Well, maybe. Cities own water systems and the pipes and sewage systems that provide us with water and sewage disposal. No one really believes it would be good to let the private sector suck profits out of us for something as important to staying alive as water. Why shouldn’t cities own other necessary and useful things, like electrical and cable lines? When you think about the willingness of private businesses to squeeze more money out of us in their relentless pursuit of profits at any cost, it’s easy to see why public ownership of specific companies might be a good idea.
Locke and his adherents, including the Founding Fathers, claimed that Locke’s idea of property rights was a Natural Law, a Natural Right. It was designed by the Almighty to direct humans along the path of righteousness. Today we don’t think like that. Veblen called Locke’s theory metaphysical, by which I think he meant philosophical as opposed to practical. Many of us demand certainty about such things and find it in bibles of one kind or another, including Locke, but many of us are more open to other ways of thinking.

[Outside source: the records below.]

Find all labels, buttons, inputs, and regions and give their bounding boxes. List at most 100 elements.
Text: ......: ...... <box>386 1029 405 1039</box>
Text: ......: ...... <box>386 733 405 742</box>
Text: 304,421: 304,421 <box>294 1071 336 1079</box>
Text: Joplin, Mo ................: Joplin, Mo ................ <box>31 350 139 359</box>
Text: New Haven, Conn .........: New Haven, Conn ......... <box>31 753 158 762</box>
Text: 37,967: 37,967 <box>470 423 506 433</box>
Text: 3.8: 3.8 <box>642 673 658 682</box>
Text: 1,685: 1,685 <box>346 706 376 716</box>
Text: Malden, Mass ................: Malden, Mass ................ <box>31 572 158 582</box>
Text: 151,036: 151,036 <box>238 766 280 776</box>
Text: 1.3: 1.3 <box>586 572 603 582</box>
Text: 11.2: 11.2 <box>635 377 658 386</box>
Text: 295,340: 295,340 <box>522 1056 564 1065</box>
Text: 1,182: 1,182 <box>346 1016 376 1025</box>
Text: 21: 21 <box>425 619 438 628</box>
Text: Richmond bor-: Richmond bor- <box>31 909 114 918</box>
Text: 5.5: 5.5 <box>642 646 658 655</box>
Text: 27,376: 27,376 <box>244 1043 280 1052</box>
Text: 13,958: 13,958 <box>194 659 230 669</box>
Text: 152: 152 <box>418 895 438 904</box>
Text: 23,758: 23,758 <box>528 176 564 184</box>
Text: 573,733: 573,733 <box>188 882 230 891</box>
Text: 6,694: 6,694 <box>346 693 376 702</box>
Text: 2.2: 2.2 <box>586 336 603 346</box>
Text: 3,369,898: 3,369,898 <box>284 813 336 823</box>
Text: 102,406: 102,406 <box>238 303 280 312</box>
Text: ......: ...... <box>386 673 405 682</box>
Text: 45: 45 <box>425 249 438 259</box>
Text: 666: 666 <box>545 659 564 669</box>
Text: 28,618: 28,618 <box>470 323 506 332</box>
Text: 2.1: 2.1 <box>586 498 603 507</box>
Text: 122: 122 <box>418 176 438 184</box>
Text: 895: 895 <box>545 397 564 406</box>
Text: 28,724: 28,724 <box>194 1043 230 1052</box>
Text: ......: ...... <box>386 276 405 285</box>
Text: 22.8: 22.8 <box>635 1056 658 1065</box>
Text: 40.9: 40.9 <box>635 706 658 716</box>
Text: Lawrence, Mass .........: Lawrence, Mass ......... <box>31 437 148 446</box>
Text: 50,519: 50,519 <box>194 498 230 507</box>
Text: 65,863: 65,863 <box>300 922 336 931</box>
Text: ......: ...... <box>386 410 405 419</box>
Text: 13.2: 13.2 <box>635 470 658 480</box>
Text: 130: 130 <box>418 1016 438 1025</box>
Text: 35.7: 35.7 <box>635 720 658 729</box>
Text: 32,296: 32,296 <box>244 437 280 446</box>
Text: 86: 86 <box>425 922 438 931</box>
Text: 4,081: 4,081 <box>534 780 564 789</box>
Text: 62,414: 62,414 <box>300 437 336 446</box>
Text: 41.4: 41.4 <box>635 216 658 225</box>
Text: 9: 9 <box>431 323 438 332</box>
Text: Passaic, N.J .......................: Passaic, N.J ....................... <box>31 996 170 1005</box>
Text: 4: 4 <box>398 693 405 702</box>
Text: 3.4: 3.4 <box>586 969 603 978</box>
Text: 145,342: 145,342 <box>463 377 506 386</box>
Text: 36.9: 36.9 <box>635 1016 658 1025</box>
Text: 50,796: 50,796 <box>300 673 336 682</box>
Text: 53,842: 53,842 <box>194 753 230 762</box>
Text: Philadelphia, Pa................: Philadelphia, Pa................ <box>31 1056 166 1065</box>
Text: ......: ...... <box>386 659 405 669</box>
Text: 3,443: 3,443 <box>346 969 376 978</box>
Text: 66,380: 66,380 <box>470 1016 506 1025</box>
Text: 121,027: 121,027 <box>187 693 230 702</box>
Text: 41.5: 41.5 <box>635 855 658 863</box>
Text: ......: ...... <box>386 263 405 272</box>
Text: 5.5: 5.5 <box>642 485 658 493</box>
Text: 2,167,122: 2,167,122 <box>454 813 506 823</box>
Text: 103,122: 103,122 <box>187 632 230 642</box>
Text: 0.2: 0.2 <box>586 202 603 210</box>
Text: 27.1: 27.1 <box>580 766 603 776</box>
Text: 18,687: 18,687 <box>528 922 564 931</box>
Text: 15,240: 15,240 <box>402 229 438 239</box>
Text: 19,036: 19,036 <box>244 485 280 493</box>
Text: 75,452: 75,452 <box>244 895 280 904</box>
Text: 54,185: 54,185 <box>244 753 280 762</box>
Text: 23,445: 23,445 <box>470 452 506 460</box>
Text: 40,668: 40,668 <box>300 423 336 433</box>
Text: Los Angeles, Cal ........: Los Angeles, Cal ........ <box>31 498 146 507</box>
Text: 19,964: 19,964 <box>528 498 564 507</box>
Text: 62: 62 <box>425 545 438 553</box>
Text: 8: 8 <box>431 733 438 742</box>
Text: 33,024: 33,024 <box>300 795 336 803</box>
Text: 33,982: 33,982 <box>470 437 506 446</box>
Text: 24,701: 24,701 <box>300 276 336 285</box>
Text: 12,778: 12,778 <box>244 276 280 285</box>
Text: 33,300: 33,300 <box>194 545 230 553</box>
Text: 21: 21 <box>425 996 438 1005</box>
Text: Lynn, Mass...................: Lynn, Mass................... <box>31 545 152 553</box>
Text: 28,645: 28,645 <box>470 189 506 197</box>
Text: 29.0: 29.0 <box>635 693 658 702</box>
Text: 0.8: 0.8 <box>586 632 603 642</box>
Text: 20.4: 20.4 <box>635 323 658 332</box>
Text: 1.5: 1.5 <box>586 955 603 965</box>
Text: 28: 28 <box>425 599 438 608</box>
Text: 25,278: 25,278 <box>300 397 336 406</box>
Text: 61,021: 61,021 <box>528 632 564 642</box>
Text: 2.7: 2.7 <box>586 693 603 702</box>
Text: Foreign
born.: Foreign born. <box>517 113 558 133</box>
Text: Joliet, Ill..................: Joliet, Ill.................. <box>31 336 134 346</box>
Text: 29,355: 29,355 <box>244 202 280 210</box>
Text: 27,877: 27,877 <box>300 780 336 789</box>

Veblen has a much more worldly manner, and I think he had a strong touch of the American philosophy of pragmatism, the school exemplified by John Dewey.
I don’t think I fully understand this book, not just because the language is sometimes difficult, but because I don’t think I understand the tone correctly. For example, he seems dismissive of socialism, but accepting of the trade union movement, and of the attitude of the workers whose acceptance of unbridled property rights was weakening. He notes several times that businessmen with their archaic natural law ideas control the nature of social life for workers, and exercise outsize influence on government, and their utter amorality. He mentions the bad effects each of these has on the community. Some books are like that; you have to read several works by the author and scholarly commentary to understand them fully.
Nevertheless, I plan to soldier on to the next book, Security, Territory and Population, a group of lectures by Michel Foucault. I’ve already read some of his works, including Discipline and Punish and The Birth of Biopolitics, so I at least have a running start.